Il était venu avec quelques livres. Il s’était installé, avait posé ses quelques affaires. Il était seul. Seul avec ses livres, seul dans ses pensées.
Il aurait pu prendre un de ses livres, s’extraire du monde, se plonger dans la lecture. Se laisser oublier. Il était seul, si seul.
Il avait hésité puis renoncé. A quoi bon, pourquoi lire et avec qui le partager ? Il était seul, si seul.
Il avait pris soin de laisser suffisamment de place sur le banc, de lancer au vent cette invitation à venir le rejoindre. Moi, j’étais sur le chemin, je l’ai vu, j’ai entendu cette invitation murmurée dans un souffle. Mais j’ai aussi senti la solitude transpirant cette odeur âcre qui s’imprègne dans les interstices, vous recouvre et vous grignote.
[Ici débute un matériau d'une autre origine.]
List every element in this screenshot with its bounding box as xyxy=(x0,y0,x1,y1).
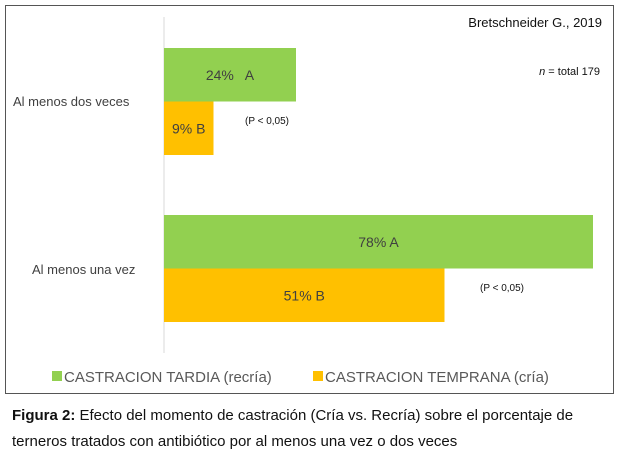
category-label-una-vez: Al menos una vez xyxy=(32,262,135,277)
bar-temprana-dos-veces xyxy=(164,101,214,155)
significance-annotation-1: (P < 0,05) xyxy=(245,116,289,127)
legend: CASTRACION TARDIA (recría) CASTRACION TE… xyxy=(52,369,549,386)
category-label-dos-veces: Al menos dos veces xyxy=(13,94,130,109)
legend-label-temprana: CASTRACION TEMPRANA (cría) xyxy=(325,369,549,386)
legend-label-tardia: CASTRACION TARDIA (recría) xyxy=(64,369,272,386)
chart-frame xyxy=(5,5,614,394)
sample-size-value: = total 179 xyxy=(545,66,600,78)
significance-annotation-2: (P < 0,05) xyxy=(480,283,524,294)
sample-size-label: n = total 179 xyxy=(539,66,600,78)
data-label-tardia-una-vez: 78% A xyxy=(358,234,399,250)
bar-temprana-una-vez xyxy=(164,268,445,322)
legend-swatch-temprana xyxy=(313,371,323,381)
bar-chart: 24% A 78% A 9% B 51% B Bretschneider G., 20… xyxy=(13,15,602,386)
figure-caption: Figura 2: Efecto del momento de castraci… xyxy=(12,403,617,455)
caption-text: Efecto del momento de castración (Cría v… xyxy=(12,407,574,450)
data-label-temprana-una-vez: 51% B xyxy=(284,287,325,303)
legend-swatch-tardia xyxy=(52,371,62,381)
data-label-tardia-dos-veces: 24% A xyxy=(206,67,255,83)
sample-size-n: n xyxy=(539,66,545,78)
bar-tardia-una-vez xyxy=(164,215,593,269)
caption-label: Figura 2: xyxy=(12,407,76,424)
data-label-temprana-dos-veces: 9% B xyxy=(172,120,205,136)
source-label: Bretschneider G., 2019 xyxy=(468,15,602,30)
bar-tardia-dos-veces xyxy=(164,48,296,102)
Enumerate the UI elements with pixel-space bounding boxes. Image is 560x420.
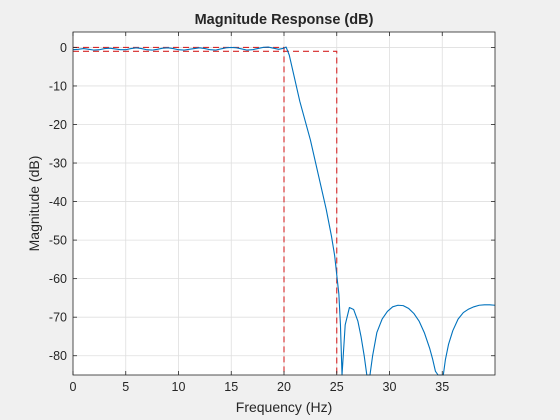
x-tick-label: 0: [70, 380, 77, 394]
axis-ticks: [72, 32, 495, 375]
x-tick-label: 35: [435, 380, 449, 394]
y-tick-label: -80: [49, 349, 67, 363]
y-tick-label: -70: [49, 311, 67, 325]
response-series: [72, 46, 496, 376]
stopband-spec-line: [73, 50, 338, 375]
y-tick-label: -20: [49, 118, 67, 132]
x-tick-label: 5: [122, 380, 129, 394]
x-tick-label: 15: [224, 380, 238, 394]
y-tick-label: 0: [60, 41, 67, 55]
y-tick-label: -50: [49, 234, 67, 248]
spec-mask: [73, 46, 338, 375]
passband-spec-line: [73, 46, 285, 375]
tick-labels: 0 5 10 15 20 25 30 35 0 -10 -20 -30 -40 -50 -60 -70 -80: [49, 41, 449, 394]
x-tick-label: 25: [330, 380, 344, 394]
x-axis-label: Frequency (Hz): [236, 399, 332, 415]
response-line: [72, 46, 496, 376]
x-tick-label: 10: [172, 380, 186, 394]
chart-title: Magnitude Response (dB): [195, 12, 374, 28]
y-tick-label: -40: [49, 195, 67, 209]
y-tick-label: -60: [49, 272, 67, 286]
y-tick-label: -30: [49, 157, 67, 171]
y-axis-label: Magnitude (dB): [26, 156, 42, 252]
x-tick-label: 30: [383, 380, 397, 394]
x-tick-label: 20: [277, 380, 291, 394]
y-tick-label: -10: [49, 79, 67, 93]
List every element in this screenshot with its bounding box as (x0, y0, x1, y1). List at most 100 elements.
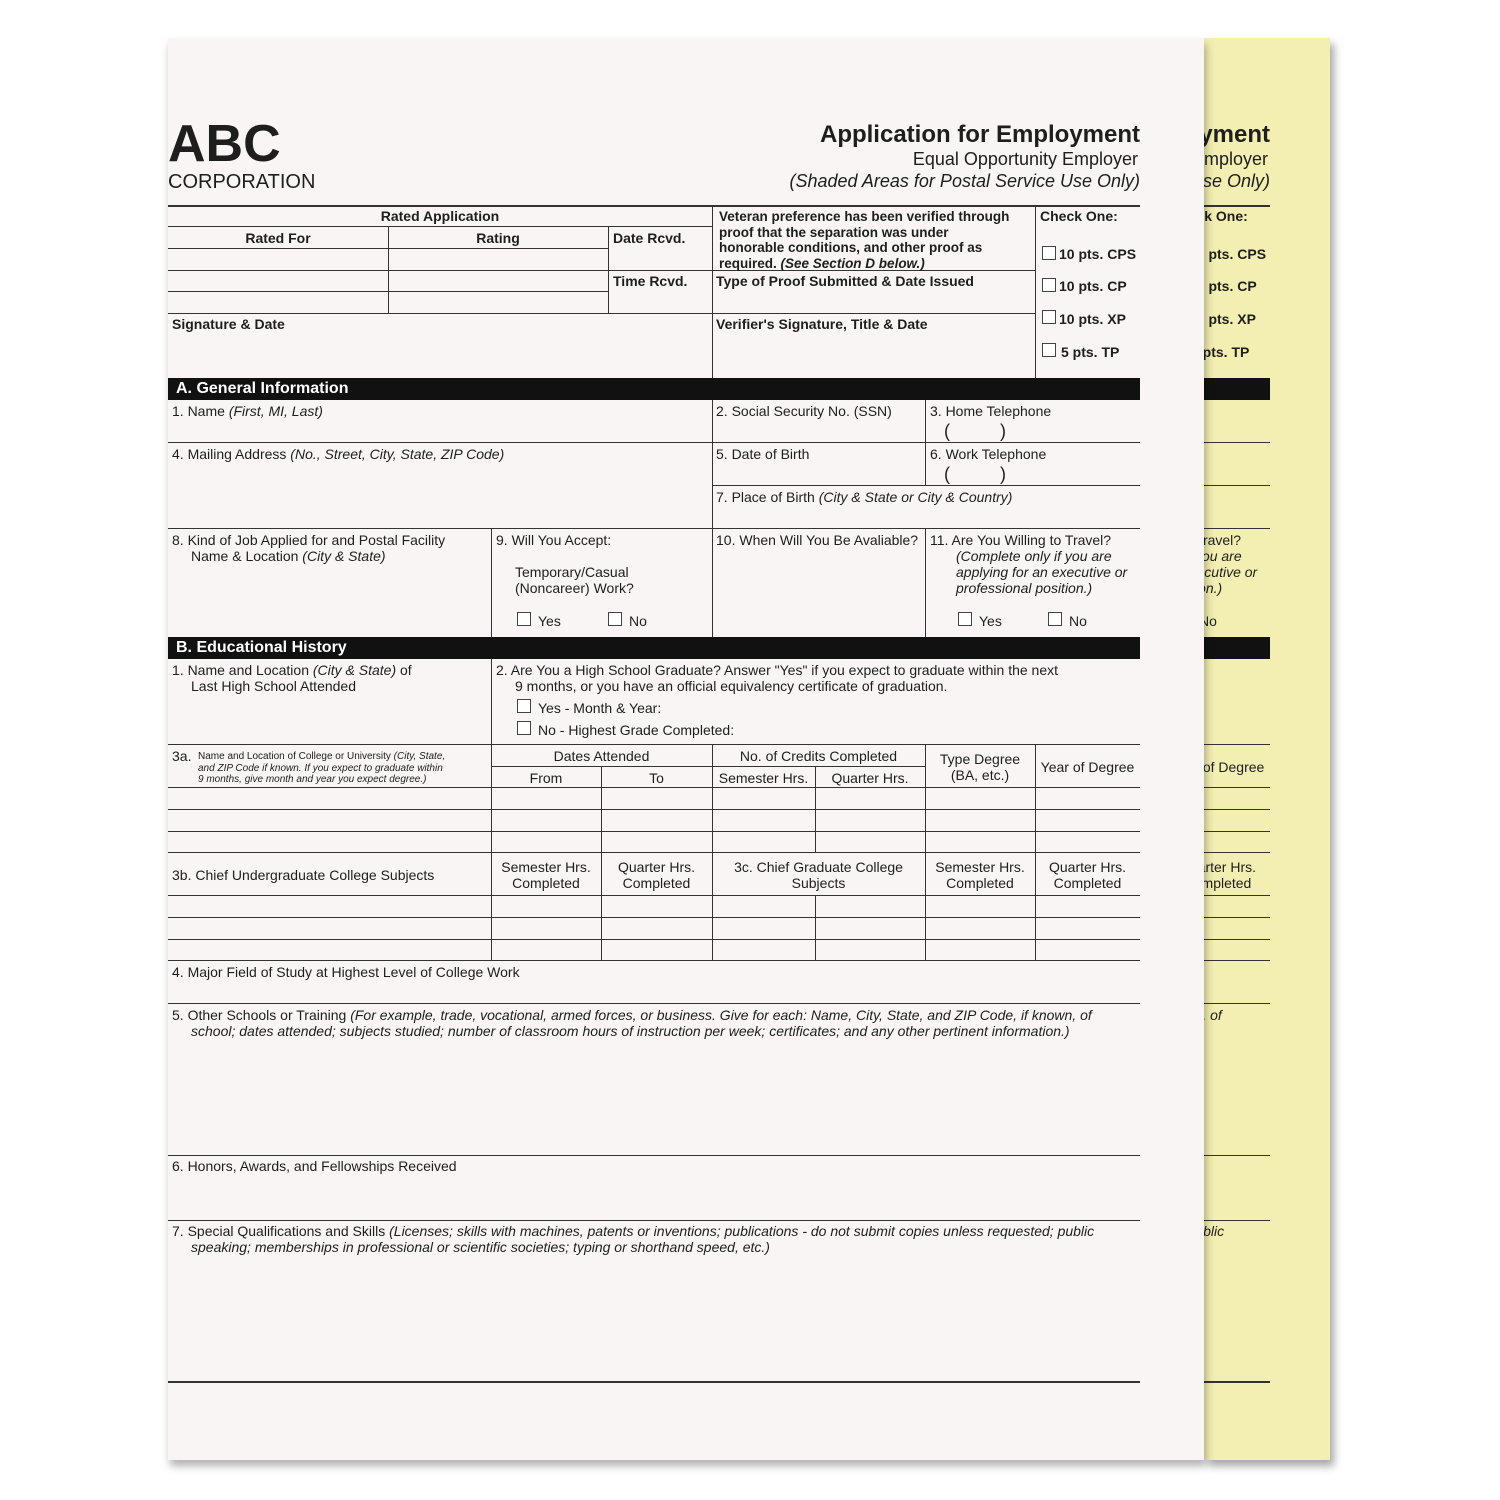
rule-line (168, 852, 1140, 853)
accept-no-checkbox[interactable] (608, 612, 622, 626)
rule-line (601, 787, 602, 960)
rule-line (1204, 1003, 1270, 1004)
rule-line (712, 744, 713, 960)
job-applied-label: 8. Kind of Job Applied for and Postal Fa… (172, 532, 446, 564)
work-telephone-label: 6. Work Telephone (930, 446, 1047, 462)
carbon-copy-form: ABC CORPORATION Application for Employme… (1204, 38, 1330, 1460)
semester-hrs-header: Semester Hrs. (718, 770, 809, 786)
no-label: No (1069, 613, 1087, 629)
honors-label: 6. Honors, Awards, and Fellowships Recei… (172, 1158, 457, 1174)
no-label: No (1204, 613, 1217, 629)
white-form-sheet: ABC CORPORATION Application for Employme… (168, 38, 1204, 1460)
proof-type-label: Type of Proof Submitted & Date Issued (716, 273, 974, 289)
rule-line (608, 226, 609, 313)
rule-line (1204, 895, 1270, 896)
hs-no-checkbox[interactable] (517, 721, 531, 735)
name-label: 1. Name (First, MI, Last) (172, 403, 323, 419)
type-degree-header: Type Degree (BA, etc.) (939, 751, 1021, 783)
hs-yes-label: Yes - Month & Year: (538, 700, 662, 716)
major-field-label: 4. Major Field of Study at Highest Level… (172, 964, 520, 980)
year-degree-header: Year of Degree (1040, 759, 1135, 775)
rule-line (1204, 528, 1270, 529)
section-a-header: A. General Information (1204, 378, 1270, 400)
other-schools-label: 5. Other Schools or Training (For exampl… (172, 1007, 1092, 1039)
quarter-hrs-header: Quarter Hrs. (831, 770, 909, 786)
rule-line (168, 313, 1035, 314)
rule-line (1204, 831, 1270, 832)
area-code-parens: ( ) (944, 464, 1006, 484)
section-b-title: B. Educational History (176, 639, 347, 656)
rating-label: Rating (476, 230, 520, 246)
rule-line (168, 960, 1140, 961)
rule-line (712, 400, 713, 637)
credits-header: No. of Credits Completed (739, 748, 898, 764)
travel-label: 11. Are You Willing to Travel? (1204, 532, 1242, 548)
rule-line (168, 787, 1140, 788)
checkbox-10-cp[interactable] (1042, 278, 1056, 292)
form-subtitle: Equal Opportunity Employer (1204, 149, 1268, 169)
home-telephone-label: 3. Home Telephone (930, 403, 1052, 419)
travel-no-checkbox[interactable] (1048, 612, 1062, 626)
section-b-header: B. Educational History (168, 637, 1140, 659)
special-qualifications-label: 7. Special Qualifications and Skills (Li… (172, 1223, 1095, 1255)
rule-line (168, 1381, 1140, 1383)
rule-line (168, 226, 712, 227)
rule-line (925, 744, 926, 960)
option-label: 10 pts. CPS (1204, 246, 1267, 262)
rule-line (168, 1220, 1140, 1221)
rule-line (168, 1003, 1140, 1004)
rule-line (168, 744, 1140, 745)
form-note: (Shaded Areas for Postal Service Use Onl… (789, 171, 1140, 191)
rated-for-label: Rated For (245, 230, 311, 246)
rule-line (1204, 1155, 1270, 1156)
rule-line (168, 442, 1140, 443)
section-a-header: A. General Information (168, 378, 1140, 400)
travel-yes-checkbox[interactable] (958, 612, 972, 626)
rule-line (168, 205, 1140, 207)
to-header: To (649, 770, 664, 786)
rule-line (1204, 1220, 1270, 1221)
option-label: 10 pts. CP (1204, 278, 1257, 294)
section-b-header: B. Educational History (1204, 637, 1270, 659)
ssn-label: 2. Social Security No. (SSN) (716, 403, 892, 419)
rule-line (712, 485, 1140, 486)
availability-label: 10. When Will You Be Avaliable? (716, 532, 919, 548)
semester-completed-header: Semester Hrs. Completed (501, 859, 591, 891)
option-label: 10 pts. CPS (1059, 246, 1137, 262)
rule-line (712, 205, 713, 378)
rule-line (168, 917, 1140, 918)
option-label: 10 pts. XP (1059, 311, 1126, 327)
option-label: 10 pts. XP (1204, 311, 1256, 327)
rated-application-label: Rated Application (380, 208, 500, 224)
college-3a-text: Name and Location of College or Universi… (198, 751, 446, 785)
rule-line (388, 226, 389, 313)
quarter-completed-header: Quarter Hrs.Completed (1048, 859, 1126, 891)
accept-yes-checkbox[interactable] (517, 612, 531, 626)
checkbox-5-tp[interactable] (1042, 343, 1056, 357)
rule-line (168, 939, 1140, 940)
company-logo-sub: CORPORATION (168, 171, 316, 193)
rule-line (168, 809, 1140, 810)
travel-label: 11. Are You Willing to Travel? (930, 532, 1112, 548)
form-note: (Shaded Areas for Postal Service Use Onl… (1204, 171, 1270, 191)
rule-line (168, 270, 1035, 271)
verifier-label: Verifier's Signature, Title & Date (716, 316, 928, 332)
rule-line (1204, 917, 1270, 918)
semester-completed-header: Semester Hrs. Completed (935, 859, 1025, 891)
time-rcvd-label: Time Rcvd. (613, 273, 688, 289)
rule-line (925, 528, 926, 637)
checkbox-10-xp[interactable] (1042, 310, 1056, 324)
application-form: ABC CORPORATION Application for Employme… (168, 38, 1204, 1460)
signature-date-label: Signature & Date (172, 316, 285, 332)
quarter-completed-header: Quarter Hrs.Completed (1204, 859, 1256, 891)
special-qualifications-label: 7. Special Qualifications and Skills (Li… (1204, 1223, 1225, 1239)
hs-yes-checkbox[interactable] (517, 699, 531, 713)
rule-line (1204, 809, 1270, 810)
dates-attended-header: Dates Attended (553, 748, 650, 764)
yes-label: Yes (979, 613, 1002, 629)
temporary-casual-label: Temporary/Casual (Noncareer) Work? (515, 564, 634, 596)
rule-line (491, 766, 925, 767)
option-label: 10 pts. CP (1059, 278, 1127, 294)
checkbox-10-cps[interactable] (1042, 246, 1056, 260)
option-label: 5 pts. TP (1061, 344, 1120, 360)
J’ai senti cette odeur funeste, qui effraie les autres et vous en éloigne. J’ai frissonné quand l’odeur de la solitude m’a soulevé le coeur.
J’aurais pu dépasser l’appréhension, m’approcher et engager la conversation, lui demander ce qu’il lisait, partager quelques instants. Nous aurions devisé sur tout, sur rien, sur la littérature, peut-être même sur la météo.
Et puis, il s’est penché, a pris un de ses livres. Il venait de choisir : il allait s’extraire du monde. Alors avant qu’il ne disparaisse complètement, j’ai monté l’appareil à l’oeil pour garder sa trace.
J’ai déclenché et, sans me retourner, me suis détourné. Il était seul, si seul.